Nikolaou Christoforos
Computational Genomics Group, Department of Biology, University of Crete, 71409 Herakleion, Crete, Greece.
Comput Biol Chem. 2014 Dec;53 Pt A:134-43. doi: 10.1016/j.compbiolchem.2014.08.018. Epub 2014 Aug 20.
Genomic sequences exhibit self-organization properties at various hierarchical levels. One such is the gene structure of higher eukaryotes with its complex exon/intron arrangement. Exon sizes and exon numbers in genes have been shown to conform to a law derived from statistical linguistics and formulated by Menzerath and Altmann, according to which the mean size of the constituents of an entity is inversely related to the number of these constituents. We herein perform a detailed analysis of this property in the complete exon set of the mouse genome in correlation to the sequence conservation of each exon and the transcriptional complexity of each gene locus. We show that extensive linear fits, representative of accordance to Menzerath-Altmann law are restricted to a particular subset of genes that are formed by exons under low or intermediate sequence constraints and have a small number of alternative transcripts. Based on this observation we propose a hypothesis for the law of Menzerath-Altmann in mammalian genes being predominantly due to genes that are more versatile in function and thus, more prone to undergo changes in their structure. To this end we demonstrate one test case where gene categories of different functionality also show differences in the extent of conformity to Menzerath-Altmann law.
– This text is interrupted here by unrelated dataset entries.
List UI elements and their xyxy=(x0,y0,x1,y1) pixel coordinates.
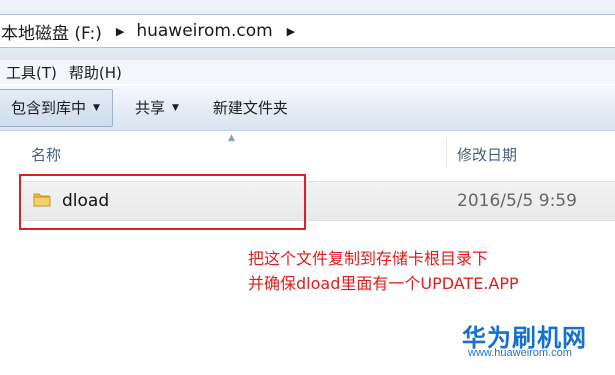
column-header: ▲ 名称 修改日期 xyxy=(0,131,615,171)
menu-tools[interactable]: 工具(T) xyxy=(0,62,63,83)
annotation-line-2: 并确保dload里面有一个UPDATE.APP xyxy=(248,274,519,293)
annotation-line-1: 把这个文件复制到存储卡根目录下 xyxy=(248,249,489,268)
column-divider[interactable] xyxy=(446,139,447,167)
include-in-library-label: 包含到库中 xyxy=(11,99,87,117)
share-label: 共享 xyxy=(134,99,165,117)
address-bar-area: 本地磁盘 (F:) ▶ huaweirom.com ▶ xyxy=(0,0,615,60)
sort-up-icon: ▲ xyxy=(228,133,235,143)
breadcrumb-item-folder[interactable]: huaweirom.com xyxy=(132,21,278,41)
breadcrumb[interactable]: 本地磁盘 (F:) ▶ huaweirom.com ▶ xyxy=(0,14,615,48)
file-modified: 2016/5/5 9:59 xyxy=(457,191,577,211)
instruction-annotation: 把这个文件复制到存储卡根目录下 并确保dload里面有一个UPDATE.APP xyxy=(248,246,519,296)
menu-help[interactable]: 帮助(H) xyxy=(63,62,128,83)
menu-bar: 工具(T) 帮助(H) xyxy=(0,60,615,84)
new-folder-label: 新建文件夹 xyxy=(212,99,288,117)
command-toolbar: 包含到库中 ▼ 共享 ▼ 新建文件夹 xyxy=(0,85,615,131)
highlight-box xyxy=(19,174,306,230)
column-modified[interactable]: 修改日期 xyxy=(457,144,517,165)
new-folder-button[interactable]: 新建文件夹 xyxy=(201,89,300,127)
include-in-library-button[interactable]: 包含到库中 ▼ xyxy=(0,88,113,127)
chevron-right-icon[interactable]: ▶ xyxy=(279,25,303,38)
chevron-right-icon[interactable]: ▶ xyxy=(108,25,132,38)
share-button[interactable]: 共享 ▼ xyxy=(123,89,191,127)
dropdown-arrow-icon: ▼ xyxy=(171,102,179,113)
watermark-url: www.huaweirom.com xyxy=(468,347,572,359)
column-name[interactable]: 名称 xyxy=(31,144,61,165)
breadcrumb-item-drive[interactable]: 本地磁盘 (F:) xyxy=(0,19,108,44)
dropdown-arrow-icon: ▼ xyxy=(93,102,100,113)
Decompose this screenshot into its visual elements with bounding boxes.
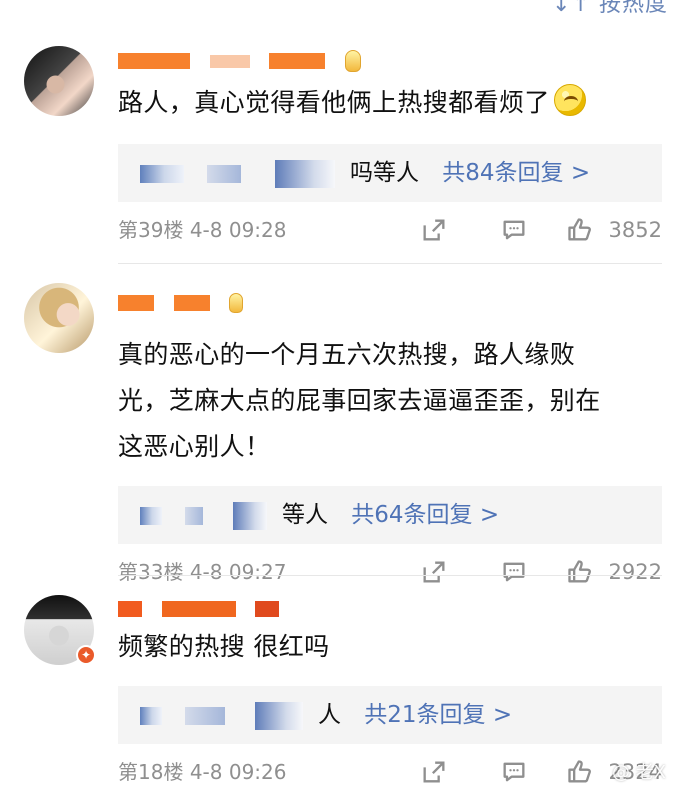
rank-badge-icon [229, 293, 244, 313]
censored-reply-user [254, 701, 303, 730]
like-count: 3852 [608, 218, 662, 242]
comment-body: 频繁的热搜 很红吗 [118, 632, 330, 661]
username-censored[interactable] [118, 596, 662, 620]
censored-reply-user [140, 506, 162, 525]
comment-floor-time: 第18楼 4-8 09:26 [118, 760, 287, 784]
sort-by-heat-button[interactable]: ↓↑ 按热度 [552, 0, 668, 18]
comment-text: 路人，真心觉得看他俩上热搜都看烦了 [118, 80, 662, 126]
comment-card: 真的恶心的一个月五六次热搜，路人缘败 光，芝麻大点的屁事回家去逼逼歪歪，别在 这… [0, 290, 690, 600]
comment-actions: 2922 [412, 544, 662, 600]
censored-reply-user [140, 706, 162, 725]
comment-icon[interactable] [500, 758, 528, 786]
comment-meta: 第39楼 4-8 09:28 3852 [118, 202, 662, 258]
reply-preview[interactable]: 等人 共64条回复 > [118, 486, 662, 544]
censored-username-block [255, 601, 280, 617]
like-count: 2922 [608, 560, 662, 584]
reply-count-link[interactable]: 共21条回复 > [364, 702, 512, 728]
like-icon[interactable] [566, 558, 594, 586]
username-censored[interactable] [118, 290, 662, 314]
censored-username-block [118, 53, 190, 69]
comment-floor-time: 第39楼 4-8 09:28 [118, 218, 287, 242]
reply-users-text: 人 [317, 702, 341, 728]
comment-icon[interactable] [500, 558, 528, 586]
rank-badge-icon [344, 50, 361, 72]
reply-preview[interactable]: 人 共21条回复 > [118, 686, 662, 744]
share-icon[interactable] [420, 758, 448, 786]
censored-reply-user [185, 506, 204, 525]
like-icon[interactable] [566, 758, 594, 786]
censored-username-block [269, 53, 326, 69]
censored-username-block [118, 601, 142, 617]
censored-username-block [173, 295, 210, 311]
comment-icon[interactable] [500, 216, 528, 244]
comment-text: 频繁的热搜 很红吗 [118, 624, 662, 670]
comment-line: 真的恶心的一个月五六次热搜，路人缘败 [118, 340, 576, 369]
reply-users-text: 等人 [281, 502, 328, 528]
comment-card: 路人，真心觉得看他俩上热搜都看烦了 吗等人 共84条回复 > 第39楼 4-8 … [0, 48, 690, 258]
reply-count-link[interactable]: 共84条回复 > [442, 160, 590, 186]
censored-reply-user [207, 164, 242, 183]
comment-actions: 3852 [412, 202, 662, 258]
reply-preview[interactable]: 吗等人 共84条回复 > [118, 144, 662, 202]
censored-reply-user [185, 706, 226, 725]
comment-line: 这恶心别人！ [118, 432, 271, 461]
comment-meta: 第33楼 4-8 09:27 2922 [118, 544, 662, 600]
censored-username-block [118, 295, 154, 311]
share-icon[interactable] [420, 216, 448, 244]
censored-username-block [161, 601, 236, 617]
comment-card: 频繁的热搜 很红吗 人 共21条回复 > 第18楼 4-8 09:26 2324 [0, 596, 690, 800]
reply-count-link[interactable]: 共64条回复 > [351, 502, 499, 528]
share-icon[interactable] [420, 558, 448, 586]
censored-reply-user [232, 501, 267, 530]
smirk-face-icon [553, 84, 586, 116]
comment-meta: 第18楼 4-8 09:26 2324 [118, 744, 662, 800]
comment-text: 真的恶心的一个月五六次热搜，路人缘败 光，芝麻大点的屁事回家去逼逼歪歪，别在 这… [118, 332, 662, 470]
like-icon[interactable] [566, 216, 594, 244]
reply-users-text: 吗等人 [349, 160, 419, 186]
comment-separator [118, 263, 662, 264]
censored-username-block [209, 54, 250, 68]
image-watermark: @ 老X [611, 762, 666, 783]
censored-reply-user [140, 164, 184, 183]
username-censored[interactable] [118, 48, 662, 72]
comment-line: 光，芝麻大点的屁事回家去逼逼歪歪，别在 [118, 386, 601, 415]
comment-separator [118, 575, 662, 576]
comment-body: 路人，真心觉得看他俩上热搜都看烦了 [118, 88, 550, 117]
censored-reply-user [274, 159, 335, 188]
comment-floor-time: 第33楼 4-8 09:27 [118, 560, 287, 584]
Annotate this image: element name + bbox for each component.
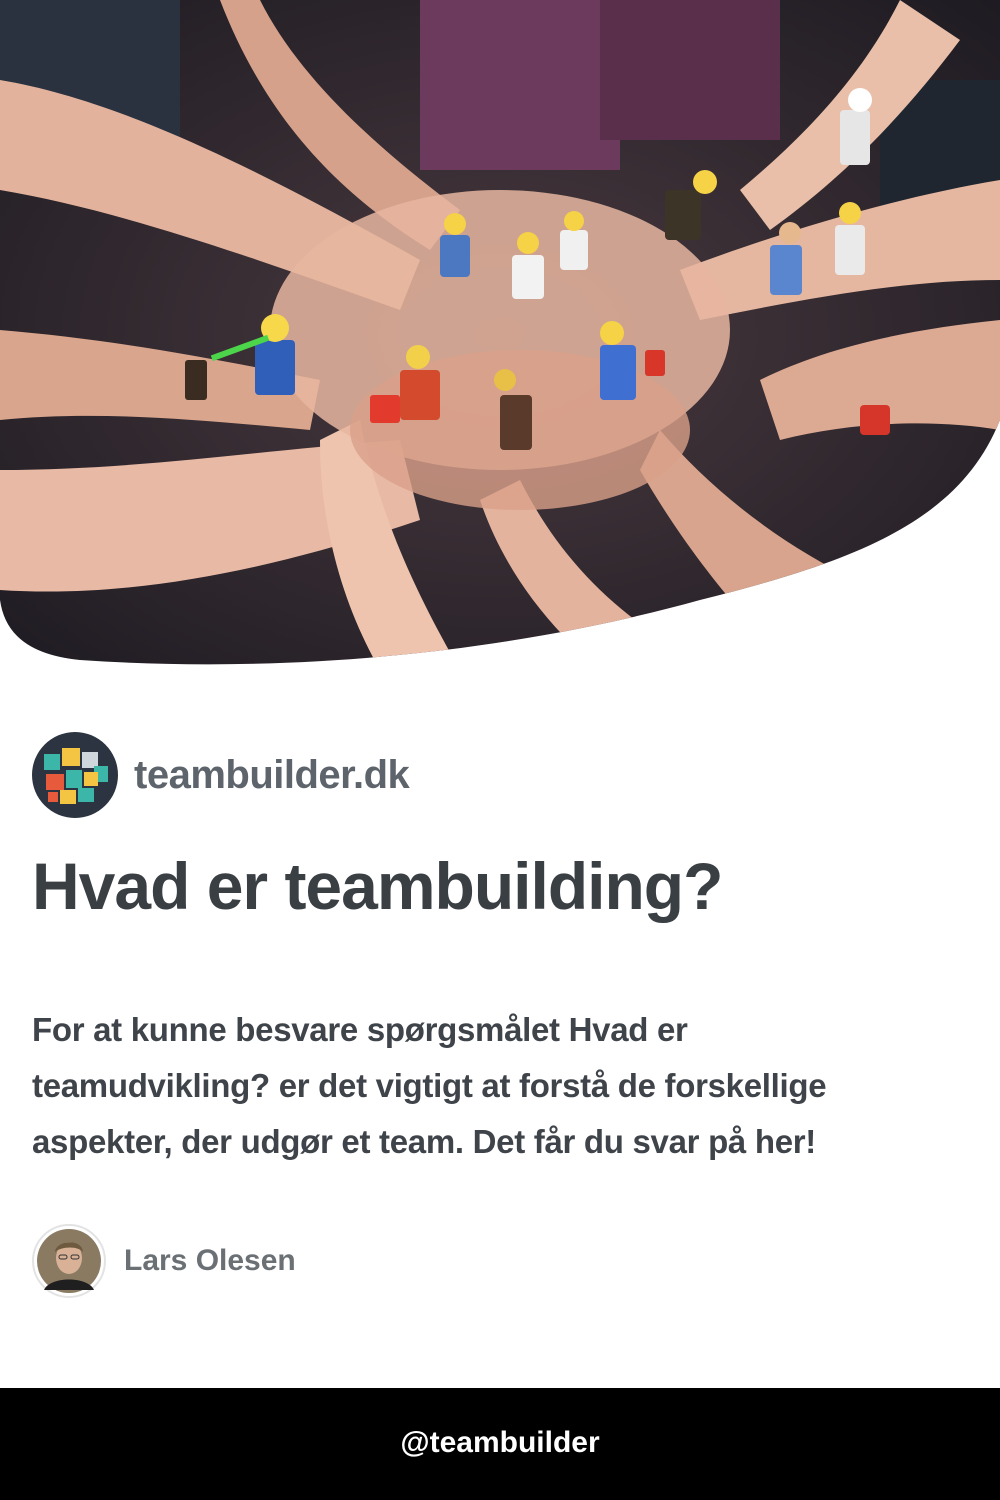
author-name[interactable]: Lars Olesen bbox=[124, 1244, 296, 1278]
article-description: For at kunne besvare spørgsmålet Hvad er… bbox=[32, 1011, 827, 1160]
social-handle[interactable]: @teambuilder bbox=[400, 1426, 599, 1460]
author-avatar bbox=[32, 1224, 106, 1298]
article-title: Hvad er teambuilding? bbox=[32, 849, 723, 923]
hero-image bbox=[0, 0, 1000, 670]
hero-photo bbox=[0, 0, 1000, 665]
footer-bar: @teambuilder bbox=[0, 1388, 1000, 1500]
teambuilder-logo-icon bbox=[32, 732, 118, 818]
brand[interactable]: teambuilder.dk bbox=[32, 732, 410, 818]
brand-name[interactable]: teambuilder.dk bbox=[134, 753, 410, 798]
author[interactable]: Lars Olesen bbox=[32, 1224, 296, 1298]
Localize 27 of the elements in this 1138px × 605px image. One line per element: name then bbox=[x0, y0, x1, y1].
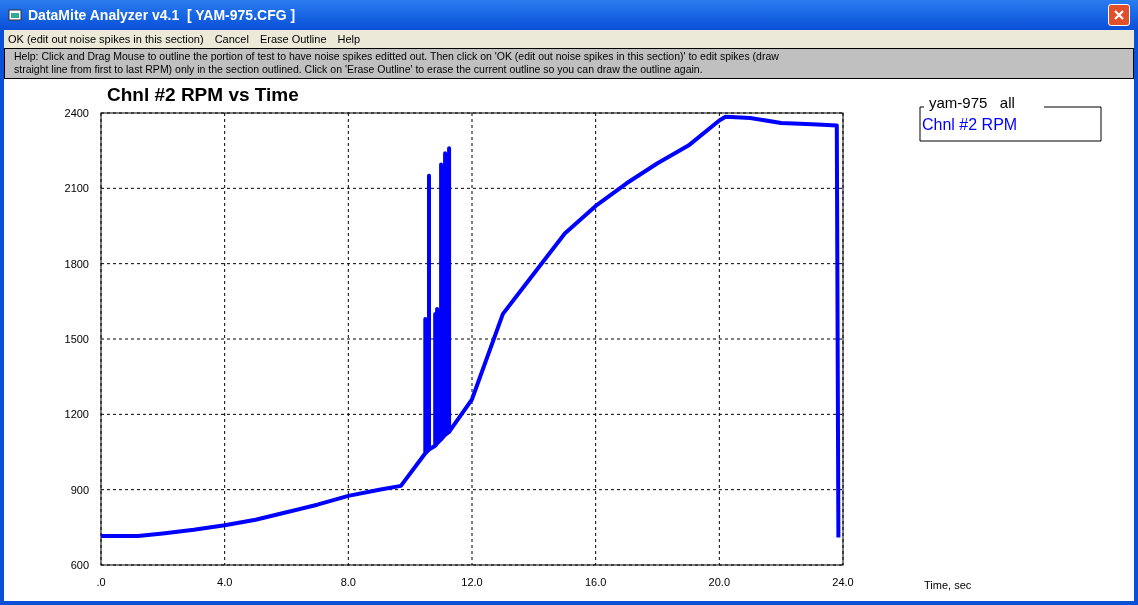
menu-item[interactable]: Erase Outline bbox=[259, 30, 327, 48]
y-tick-label: 2400 bbox=[64, 107, 89, 119]
x-tick-label: 12.0 bbox=[461, 576, 483, 588]
y-tick-label: 1800 bbox=[64, 257, 89, 270]
window-title: DataMite Analyzer v4.1 [ YAM-975.CFG ] bbox=[28, 5, 296, 25]
menu-item[interactable]: OK (edit out noise spikes in this section) bbox=[8, 30, 204, 48]
close-button[interactable] bbox=[1108, 4, 1130, 26]
y-tick-label: 900 bbox=[70, 483, 89, 496]
x-tick-label: 20.0 bbox=[708, 576, 731, 588]
x-tick-label: 4.0 bbox=[217, 576, 233, 588]
x-tick-label: 16.0 bbox=[584, 576, 607, 588]
x-tick-label: 8.0 bbox=[340, 576, 356, 588]
menu-item[interactable]: Cancel bbox=[214, 30, 249, 48]
close-icon bbox=[1113, 9, 1125, 21]
legend-title: yam-975 all bbox=[929, 94, 1015, 111]
menu-item[interactable]: Help bbox=[337, 30, 361, 48]
y-tick-label: 1500 bbox=[64, 333, 89, 345]
x-tick-label: .0 bbox=[96, 576, 106, 588]
help-text: Help: Click and Drag Mouse to outline the portion of test to have noise spikes editted out. Then click on 'OK (edit out noise spikes in this section)' to edit spikes (draw straight line from first to last RPM) only in the section outlined. Click on 'Erase Outline' to erase the current outline so you can draw the outline again. bbox=[14, 50, 780, 76]
app-icon bbox=[8, 9, 22, 21]
chart-title: Chnl #2 RPM vs Time bbox=[107, 84, 299, 105]
y-tick-label: 2100 bbox=[64, 182, 89, 195]
legend-label: Chnl #2 RPM bbox=[922, 116, 1018, 133]
y-tick-label: 1200 bbox=[64, 408, 89, 421]
axis-unit-label: Time, sec bbox=[924, 579, 972, 591]
y-tick-label: 600 bbox=[70, 559, 89, 571]
x-tick-label: 24.0 bbox=[832, 576, 854, 588]
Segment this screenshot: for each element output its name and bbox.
基因组序列在不同层次水平上表现出自组织特性。其中之一是高等真核生物的基因结构及其复杂的外显子/内含子排列。基因中的外显子大小和外显子数量已被证明符合一条源自统计语言学、由门泽拉斯和阿尔特曼提出的定律,根据该定律,一个实体的组成部分的平均大小与这些组成部分的数量成反比。我们在此对小鼠基因组的完整外显子集的这一特性进行了详细分析,并将其与每个外显子的序列保守性以及每个基因座的转录复杂性相关联。我们表明,代表符合门泽拉斯 - 阿尔特曼定律的广泛线性拟合仅限于由处于低或中等序列约束下的外显子形成且具有少量可变转录本的特定基因子集。基于这一观察结果,我们提出了一个假设,即哺乳动物基因中的门泽拉斯 - 阿尔特曼定律主要归因于功能更具通用性、因此更易于发生结构变化的基因。为此,我们展示了一个测试案例,其中不同功能的基因类别在符合门泽拉斯 - 阿尔特曼定律的程度上也存在差异。